Lors de votre rencontre avec le ministre, vous avez évoqué le rôle prépondérant des CCIS dans le développement économique. Sur quoi se base ce rôle?
Les Chambres de commerce ont certes des atouts, mais cela ne veut pas dire qu’elles n’ont pas de faiblesses ou de lacunes. Je pense que leurs atouts sont plus importants, surtout en matière d’encadrement et d’accompagnement des PME/PMI. J’ajouterais aussi leur présence dans toutes les régions du Maroc où elles opèrent, chacune selon ses moyens. De plus, elles sont une véritable interface entre pouvoirs publics et secteur privé. Faut-il rappeler, à titre d’exemple, que la CCIS de Casablanca, créée en 1913 (il y a un siècle déjà), était derrière la création du Port de Casablanca et la naissance de la Banque Populaire et de la Bourse. C’est dire toute l’implication de cette institution qui demeure un établissement public dont les interventions sont contrôlées et très restreintes. Cela n’empêche pas de dire que dans leur parcours, les Chambres ont commis plusieurs erreurs, à l’image de la tutelle. La responsabilité est donc partagée…

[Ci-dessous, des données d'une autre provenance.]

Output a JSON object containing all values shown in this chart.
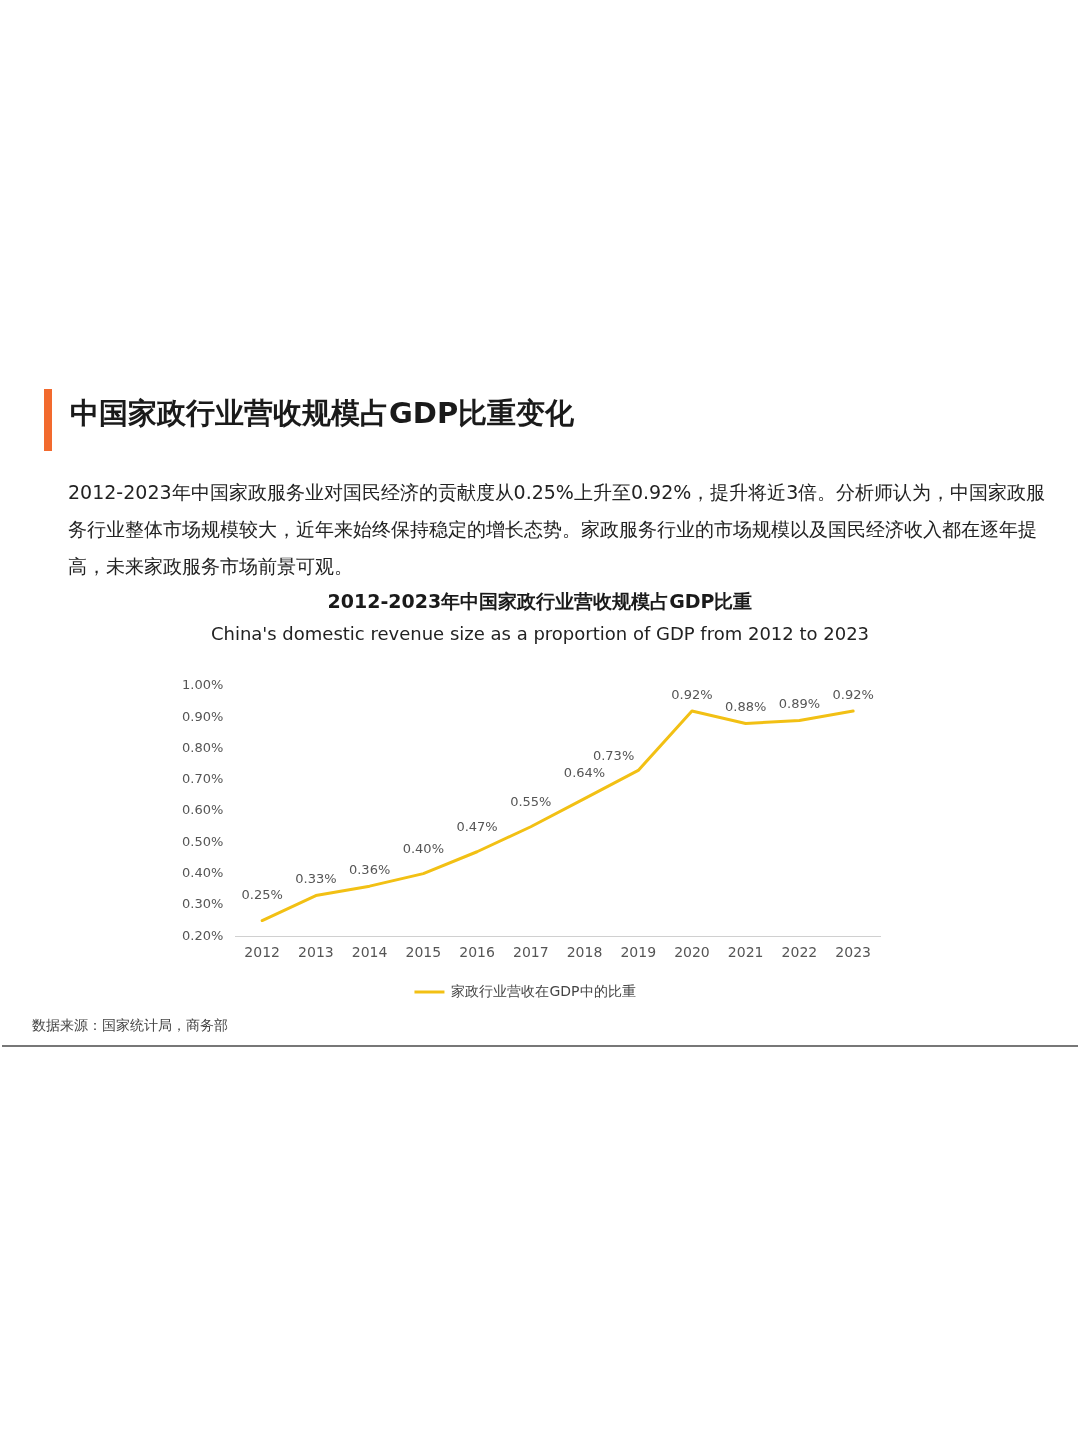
{
  "chart_data": {
    "type": "line",
    "title": "中国家政行业营收规模占GDP比重变化",
    "subtitle": "2012-2023年中国家政行业营收规模占GDP比重",
    "annotations": [
      "2012-2023年中国家政服务业对国民经济的贡献度从0.25%上升至0.92%，提升将近3倍。分析师认为，中国家政服务行业整体市场规模较大，近年来始终保持稳定的增长态势。家政服务行业的市场规模以及国民经济收入都在逐年提高，未来家政服务市场前景可观。",
      "China's domestic revenue size as a proportion of GDP from 2012 to 2023",
      "数据来源：国家统计局，商务部"
    ],
    "categories": [
      "2012",
      "2013",
      "2014",
      "2015",
      "2016",
      "2017",
      "2018",
      "2019",
      "2020",
      "2021",
      "2022",
      "2023"
    ],
    "series": [
      {
        "name": "家政行业营收在GDP中的比重",
        "color": "#f2c014",
        "values": [
          0.25,
          0.33,
          0.36,
          0.4,
          0.47,
          0.55,
          0.64,
          0.73,
          0.92,
          0.88,
          0.89,
          0.92
        ],
        "value_labels": [
          "0.25%",
          "0.33%",
          "0.36%",
          "0.40%",
          "0.47%",
          "0.55%",
          "0.64%",
          "0.73%",
          "0.92%",
          "0.88%",
          "0.89%",
          "0.92%"
        ]
      }
    ],
    "ylim": [
      0.2,
      1.0
    ],
    "yticks": [
      {
        "value": 0.2,
        "label": "0.20%"
      },
      {
        "value": 0.3,
        "label": "0.30%"
      },
      {
        "value": 0.4,
        "label": "0.40%"
      },
      {
        "value": 0.5,
        "label": "0.50%"
      },
      {
        "value": 0.6,
        "label": "0.60%"
      },
      {
        "value": 0.7,
        "label": "0.70%"
      },
      {
        "value": 0.8,
        "label": "0.80%"
      },
      {
        "value": 0.9,
        "label": "0.90%"
      },
      {
        "value": 1.0,
        "label": "1.00%"
      }
    ],
    "grid": false,
    "legend": "bottom",
    "marker": "none"
  }
}
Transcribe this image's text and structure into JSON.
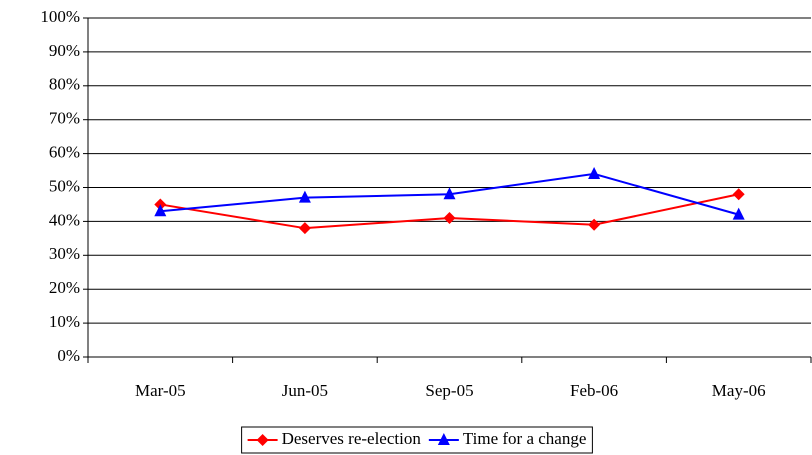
{
  "chart_data": {
    "type": "line",
    "categories": [
      "Mar-05",
      "Jun-05",
      "Sep-05",
      "Feb-06",
      "May-06"
    ],
    "series": [
      {
        "name": "Deserves re-election",
        "color": "#ff0000",
        "marker": "diamond",
        "values": [
          45,
          38,
          41,
          39,
          48
        ]
      },
      {
        "name": "Time for a change",
        "color": "#0000ff",
        "marker": "triangle",
        "values": [
          43,
          47,
          48,
          54,
          42
        ]
      }
    ],
    "ylim": [
      0,
      100
    ],
    "yticks": [
      {
        "value": 0,
        "label": "0%"
      },
      {
        "value": 10,
        "label": "10%"
      },
      {
        "value": 20,
        "label": "20%"
      },
      {
        "value": 30,
        "label": "30%"
      },
      {
        "value": 40,
        "label": "40%"
      },
      {
        "value": 50,
        "label": "50%"
      },
      {
        "value": 60,
        "label": "60%"
      },
      {
        "value": 70,
        "label": "70%"
      },
      {
        "value": 80,
        "label": "80%"
      },
      {
        "value": 90,
        "label": "90%"
      },
      {
        "value": 100,
        "label": "100%"
      }
    ],
    "grid": true,
    "legend": "bottom"
  }
}
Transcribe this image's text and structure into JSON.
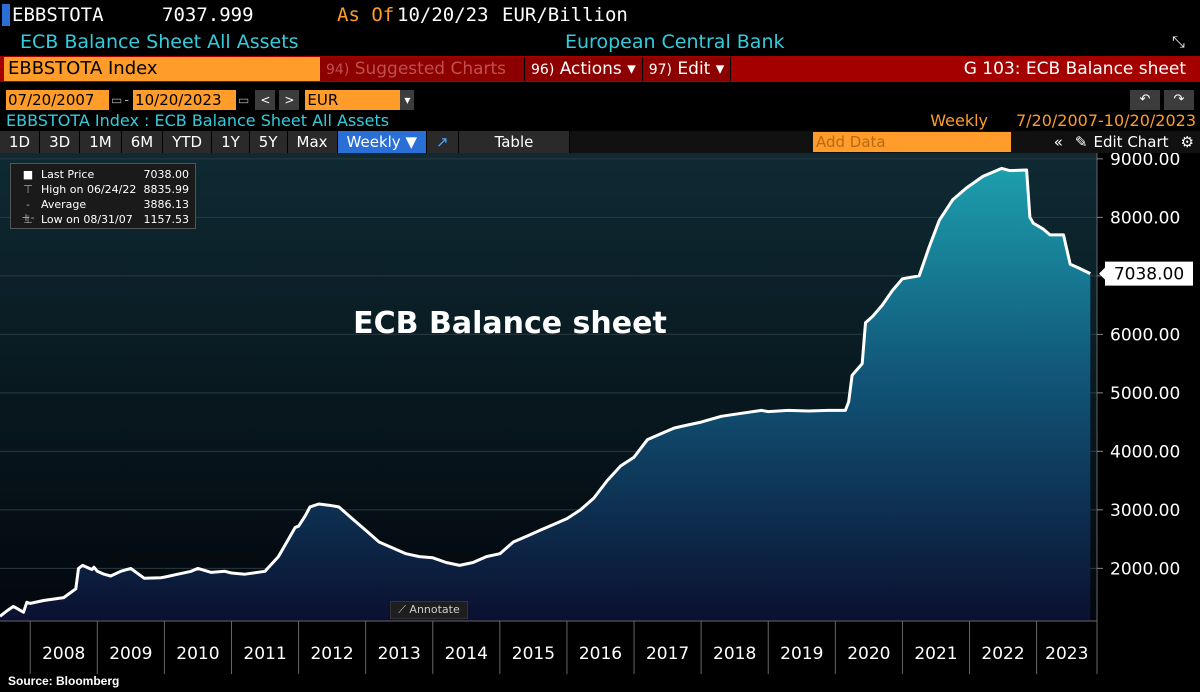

Vous parlez de faiblesses aussi. Quelles sont donc les plus marquantes?
Concernant les faiblesses, je noterais d’abord l’absence de stratégie et de vision des assemblées générales des Chambres. Ensuite, il y a le manque de moyens financiers qui empêche tout développement. Enfin et c’est le plus pertinent, il y a la non représentativité effective du tissu commercial, industriel et des services par les élus des CCIS. Les partis politiques sont plus présents et je peux vous dire que sur les 28 Chambres existant au Maroc, 24 sont avalées par des partis à la Chambre des conseillers, au lieu de constituer un groupe au sein de cette Chambre; ce qui entrave encore la prise de décision. Constitutionnellement, les partis ont pour mission d’encadrer les citoyens et les Chambres s’occupent de l’encadrement des professionnels. Quand il est établi que ceux qui représentent ces Chambres sont en effet des professionnels. Ce qui n’est pas tout à fait le cas. Presque 27% de ceux qui représentent les Chambres n’ont ni patente ni RC. À cela s’ajoute le manque flagrant de cadres compétents, d’une stratégie de développement en interne comme en externe, de communication et d’information efficiente…
Qu’en est-il alors de l’avenir des Chambres?
Nous ne restons pas les bras croisés. Nous continuons de travailler et notre action est aujourd’hui plus motivée par la parfaite compréhension de notre situation, dont fait preuve monsieur le ministre qui a une vision bien claire et une connaissance profonde de la situation, depuis le temps où il était président de la CGEM. Il s’est donné un à deux ans pour redresser la situation et part du fait que les Chambres constituent un réel levier de l’investissement productif. Entre-temps, la Fédération mettra en marche son plan stratégique qui porte sur la mise en place de fonds de financement des projets d’intérêt économique pilotés par les CCIS, l’implication effective et la capitalisation des performances des CCIS dans le développement local et l’instauration d’un système de management de la qualité au sein des CCIS.